In September, the UK government published the findings of a report that claimed an increase in the target would have little impact on industry. "For most sectors, the results suggest the reduction in EU output would be negligible," said Chris Huhne, the UK's energy minister. The report said the only sectors likely to be seriously affected would be lime, iron, steel and ceramic-tile manufacturing. A European Commission analysis released earlier in the year suggested increasing the emissions cut target by 10% would cost only an extra 0.6% of GDP.
The 20% emissions-cut target is part of the EU's 20-20-20 initiative, which also includes a 20% target for the use of renewable energy and a 20% reduction in primary energy use compared with projected levels, to be achieved by improving energy efficiency, all by 2020.

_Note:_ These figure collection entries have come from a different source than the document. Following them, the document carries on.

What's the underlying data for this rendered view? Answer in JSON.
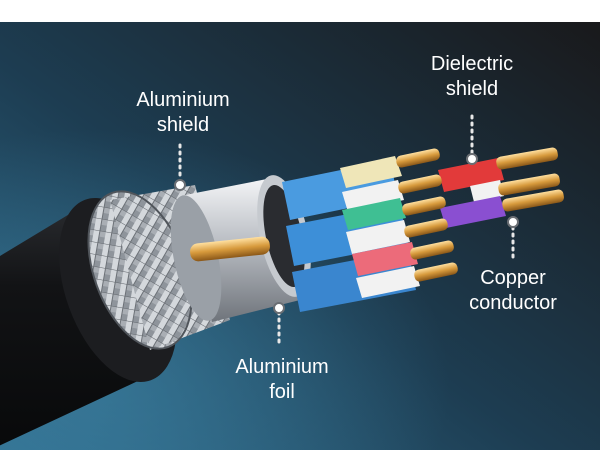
{
  "colors": {
    "bg_left": "#1c4a66",
    "bg_right": "#1a1a1c",
    "jacket": "#151618",
    "braid": "#b9bec4",
    "aluminium_tube": "#c9ccd1",
    "copper": "#c98c2e",
    "blue_wire": "#3d8fd8",
    "cream_insulation": "#efe6b8",
    "white_insulation": "#f2f2f2",
    "green_insulation": "#3fbf93",
    "pink_insulation": "#ec6b7a",
    "red_insulation": "#e23a3a",
    "purple_insulation": "#8a4fd1",
    "label_text": "#ffffff",
    "leader_dots": "#e8e8e8"
  },
  "labels": {
    "aluminium_shield": {
      "line1": "Aluminium",
      "line2": "shield"
    },
    "dielectric_shield": {
      "line1": "Dielectric",
      "line2": "shield"
    },
    "copper_conductor": {
      "line1": "Copper",
      "line2": "conductor"
    },
    "aluminium_foil": {
      "line1": "Aluminium",
      "line2": "foil"
    }
  }
}
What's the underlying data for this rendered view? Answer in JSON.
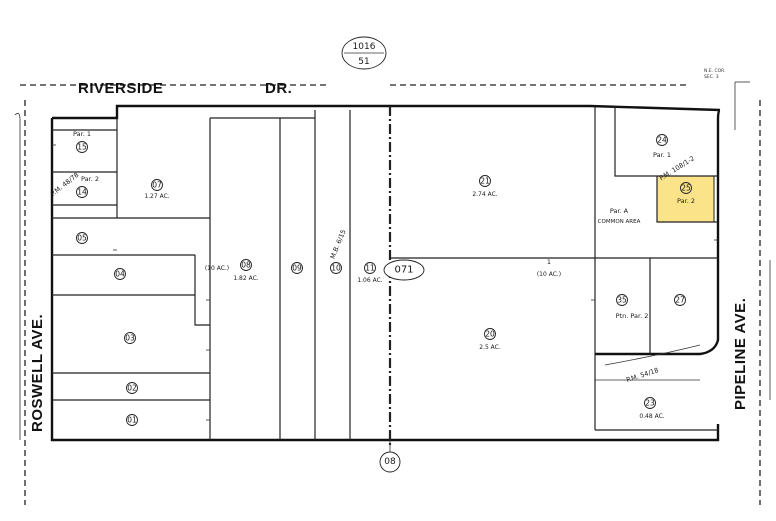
{
  "book_page": {
    "top": "1016",
    "bottom": "51"
  },
  "streets": {
    "north": [
      "RIVERSIDE",
      "DR."
    ],
    "west": "ROSWELL AVE.",
    "east": "PIPELINE AVE."
  },
  "corner_note": [
    "N.E. COR.",
    "SEC. 3"
  ],
  "block_number": "071",
  "bottom_block": "08",
  "map_refs": {
    "parcel_map_1": "P.M. 48/78",
    "parcel_map_2": "P.M. 108/1-2",
    "parcel_map_3": "P.M. 54/18",
    "map_book": "M.B. 6/15"
  },
  "parcels": [
    {
      "id": "15",
      "label": "Par. 1"
    },
    {
      "id": "14",
      "label": "Par. 2"
    },
    {
      "id": "07",
      "acres": "1.27 AC."
    },
    {
      "id": "05"
    },
    {
      "id": "04"
    },
    {
      "id": "03"
    },
    {
      "id": "02"
    },
    {
      "id": "01"
    },
    {
      "id": "08",
      "acres": "1.82 AC."
    },
    {
      "id": "09"
    },
    {
      "id": "10"
    },
    {
      "id": "11",
      "acres": "1.06 AC."
    },
    {
      "id": "21",
      "acres": "2.74 AC."
    },
    {
      "id": "24",
      "label": "Par. 1"
    },
    {
      "id": "25",
      "label": "Par. 2",
      "highlight": true
    },
    {
      "id": "20",
      "acres": "2.5 AC."
    },
    {
      "id": "35",
      "label": "Ptn. Par. 2"
    },
    {
      "id": "27"
    },
    {
      "id": "23",
      "acres": "0.48 AC."
    }
  ],
  "lot_notes": {
    "common_area": [
      "Par. A",
      "COMMON AREA"
    ],
    "lot_1": "1",
    "lot_1_acres": "(10 AC.)",
    "west_acres": "(10 AC.)"
  },
  "colors": {
    "highlight": "#fbe38a",
    "line": "#222222"
  }
}
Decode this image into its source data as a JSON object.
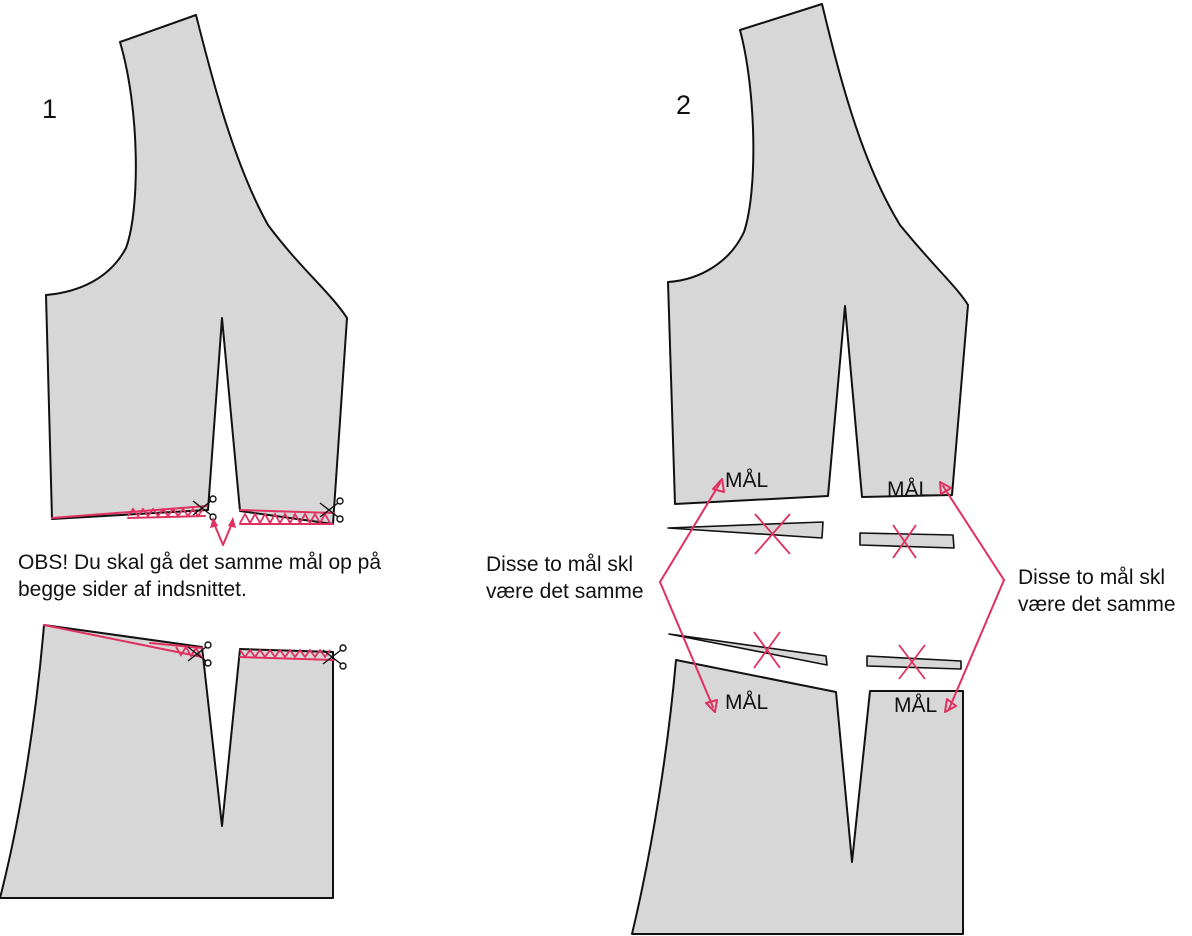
{
  "step1": {
    "number": "1"
  },
  "step2": {
    "number": "2"
  },
  "obs_note": {
    "line1": "OBS! Du skal gå det samme mål op på",
    "line2": "begge sider af indsnittet."
  },
  "measure_label": "MÅL",
  "same_measure_note": {
    "line1": "Disse to mål skl",
    "line2": "være det samme"
  },
  "colors": {
    "piece_fill": "#d7d7d7",
    "outline": "#111111",
    "accent": "#e0305f"
  }
}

Vital to the success of these goals is the EU Emissions Trading Scheme (ETS), the world's largest cap-and-trade system, which is heading towards its third – and toughest – phase, running from 2013-20.
The EU ETS allows polluting companies to buy permits – EU allowances (EUAs) – to offset emissions produced above an imposed limit. During the two introductory phases of the scheme, which started in 2005, there has been an oversupply of free EUAs allocated to polluters, partly to ease their entry into the system. That, combined with falling emissions during the recession, has dragged down the price of carbon and provided little incentive to invest in CO2-reduction measures.
EUAs – each of which is equivalent to 1 tonne of CO2 – were trading at around €15-16 (around $22) in October, but investments such as carbon capture and storage, or nuclear plants, need a price closer to €50/t to make them viable in the absence of other policy measures.
Under Phase 3, the intention is to reduce the cap and auction a larger share of permits, rather than giving them away. That should push up the carbon price – though not to the dizzy heights of €50/t – and have more of an influence on polluters' behaviour.
"More so than anywhere else in the world, the sectors involved in the EU ETS have to comply with a tight CO2 cap up to 2020 – and that means companies must take CO2 into account when making important longer-term investment decisions," says Andreas Arvanitakis, senior analyst at Point Carbon, an energy consultancy.
The scheme will also move to a centralised – and lower – EU-wide cap in Phase 3, rather than working with varying national and sector settings, which have been kinder to some industries than others. For most of the power sector, there will be no free permits, with all allowances to be auctioned, while for non-power sectors, auctioning will start at 20% of EUAs and then rise to 100% by 2027.
Point Carbon forecasts that Phase 3 allocations to the sectors covered by the EU ETS will amount to almost 18bn EUAs, while emissions over the phase will be almost 20bn tonnes of CO2. That indicates a shortfall of 2bn tonnes, some 1.4bn tonnes of which could be offset by imported credits from UN-backed mechanism.
If the EU decides to move to a 30% emissions-reductions target, Point Carbon estimates the cap in the EU ETS would fall to less than 15bn EUAs, creating a shortfall of over 5bn tonnes of CO2, of which 1.8bn tonnes could come from project mechanisms.